The Kosovo Security Forces received five of Trkiye’s Bayraktar TB2 drones in early May amid the start of the largest international exercise, Defender Europe 23.
The Turkish combat drones are considered pivotal in conflicts ranging from Karabakh to Ukraine.
Albania and Serbia reaffirmed their intentions to purchase combat drones which have been in high demand worldwide.
“Within five months, we (Serbia) will receive several hundred to 1,000 kamikaze drones, which we took in the Middle East. We are taking that to deter a potential aggressor,” said Vucic.
After Albanians, Serbs are Kosovo’s biggest ethnic group, especially in the country’s north, next to Serbia. Serbia has never recognized the 2008 independence of Kosovo.
The election of ethnic Albanian mayors this April amid a Serb boycott led to tension in the north. Troops from neighboring Serbia also amassed at the border.
New elections needed: EU
The European Union urged Kosovo repeatedly to suspend police operations in the northern Serb-dominated municipalities and announce new snap local elections.
After the April elections in northern Kosovo, the EU said the low turnout among local Serbs did not provide municipalities with long-term political solutions.
Ethnic Serbs have been protesting the election of the mayors since late May.
On May 30, NATO decided to deploy 700 more troops to KFOR, the alliance-led peacekeeping mission in Kosovo, after 30 of its soldiers were injured amid unrest. A contingent of Turkish troops was among the reinforcements.
Tensions on border
Tensions were sparked following Kosovo’s detention of one of the organizers of a May 29 attack on NATO’s peacekeeping force, which was deployed amid Serb unrest over the installation of the ethnic Albanian mayors.

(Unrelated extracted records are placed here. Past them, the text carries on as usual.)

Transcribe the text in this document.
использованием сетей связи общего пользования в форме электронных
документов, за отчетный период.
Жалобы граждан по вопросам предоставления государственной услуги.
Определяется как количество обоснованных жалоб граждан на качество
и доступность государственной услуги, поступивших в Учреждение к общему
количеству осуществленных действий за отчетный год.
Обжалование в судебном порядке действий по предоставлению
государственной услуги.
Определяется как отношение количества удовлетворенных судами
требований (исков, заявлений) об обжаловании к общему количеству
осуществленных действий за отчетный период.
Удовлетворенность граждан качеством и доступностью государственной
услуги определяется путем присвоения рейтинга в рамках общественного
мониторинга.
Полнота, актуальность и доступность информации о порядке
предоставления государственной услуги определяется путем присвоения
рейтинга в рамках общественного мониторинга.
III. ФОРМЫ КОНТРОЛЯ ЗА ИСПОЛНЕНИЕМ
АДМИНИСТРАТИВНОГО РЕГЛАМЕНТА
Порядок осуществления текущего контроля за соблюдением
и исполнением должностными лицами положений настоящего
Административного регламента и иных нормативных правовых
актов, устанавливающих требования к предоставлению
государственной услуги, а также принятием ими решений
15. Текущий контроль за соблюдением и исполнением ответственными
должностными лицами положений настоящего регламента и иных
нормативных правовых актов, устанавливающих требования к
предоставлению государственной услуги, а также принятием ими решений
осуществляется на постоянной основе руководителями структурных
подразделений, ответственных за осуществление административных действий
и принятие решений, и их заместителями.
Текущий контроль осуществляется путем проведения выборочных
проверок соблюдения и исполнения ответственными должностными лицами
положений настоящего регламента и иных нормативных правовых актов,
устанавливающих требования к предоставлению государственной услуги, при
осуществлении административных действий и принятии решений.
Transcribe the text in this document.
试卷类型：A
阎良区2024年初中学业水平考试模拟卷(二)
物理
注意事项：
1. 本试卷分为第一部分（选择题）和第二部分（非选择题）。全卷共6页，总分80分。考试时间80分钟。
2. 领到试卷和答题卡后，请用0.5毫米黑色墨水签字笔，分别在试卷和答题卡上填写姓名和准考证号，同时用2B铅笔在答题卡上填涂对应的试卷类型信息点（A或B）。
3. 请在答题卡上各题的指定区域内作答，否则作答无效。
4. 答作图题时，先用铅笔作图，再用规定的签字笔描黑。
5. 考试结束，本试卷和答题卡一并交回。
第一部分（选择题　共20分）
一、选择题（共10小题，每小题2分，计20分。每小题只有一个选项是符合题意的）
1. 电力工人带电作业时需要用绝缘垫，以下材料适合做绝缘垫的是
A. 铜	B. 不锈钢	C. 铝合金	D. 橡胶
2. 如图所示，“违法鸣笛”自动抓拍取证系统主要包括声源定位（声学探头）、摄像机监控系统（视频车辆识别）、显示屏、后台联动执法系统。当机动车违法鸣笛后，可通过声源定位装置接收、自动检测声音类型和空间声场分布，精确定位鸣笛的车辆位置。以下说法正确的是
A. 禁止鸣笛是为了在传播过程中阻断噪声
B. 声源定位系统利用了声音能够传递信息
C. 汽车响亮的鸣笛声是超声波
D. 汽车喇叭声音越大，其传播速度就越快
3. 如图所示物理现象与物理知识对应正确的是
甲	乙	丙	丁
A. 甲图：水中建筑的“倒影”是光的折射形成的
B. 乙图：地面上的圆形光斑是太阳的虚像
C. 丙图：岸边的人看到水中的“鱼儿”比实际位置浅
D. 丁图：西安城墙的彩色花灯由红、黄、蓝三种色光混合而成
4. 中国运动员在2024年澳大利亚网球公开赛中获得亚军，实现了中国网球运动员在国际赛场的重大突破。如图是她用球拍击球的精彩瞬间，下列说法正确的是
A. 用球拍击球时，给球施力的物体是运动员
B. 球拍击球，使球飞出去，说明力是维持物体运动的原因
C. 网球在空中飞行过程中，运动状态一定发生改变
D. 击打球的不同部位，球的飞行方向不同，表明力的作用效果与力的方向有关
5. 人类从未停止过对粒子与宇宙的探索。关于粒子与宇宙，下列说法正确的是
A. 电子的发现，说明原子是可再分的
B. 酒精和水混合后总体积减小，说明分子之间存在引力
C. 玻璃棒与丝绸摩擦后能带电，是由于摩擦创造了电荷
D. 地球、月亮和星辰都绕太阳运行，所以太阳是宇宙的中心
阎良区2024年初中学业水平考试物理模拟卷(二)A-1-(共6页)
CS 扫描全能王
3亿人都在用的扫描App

Serbia detained three Kosovo police officers on June 14, saying they were “planning an action in Serbia,” but Kosovo claimed that its officers had been kidnapped.
The EU requires Kosovo and Serbia to reach a final agreement and resolve their disputes to move forward with their integration into the bloc.
Most UN member states – including the US, UK, France, Germany, and Trkiye – recognized Kosovo as a country separate from its neighbor when Pristina declared its independence 15 years ago, but Belgrade continues to regard it as its territory.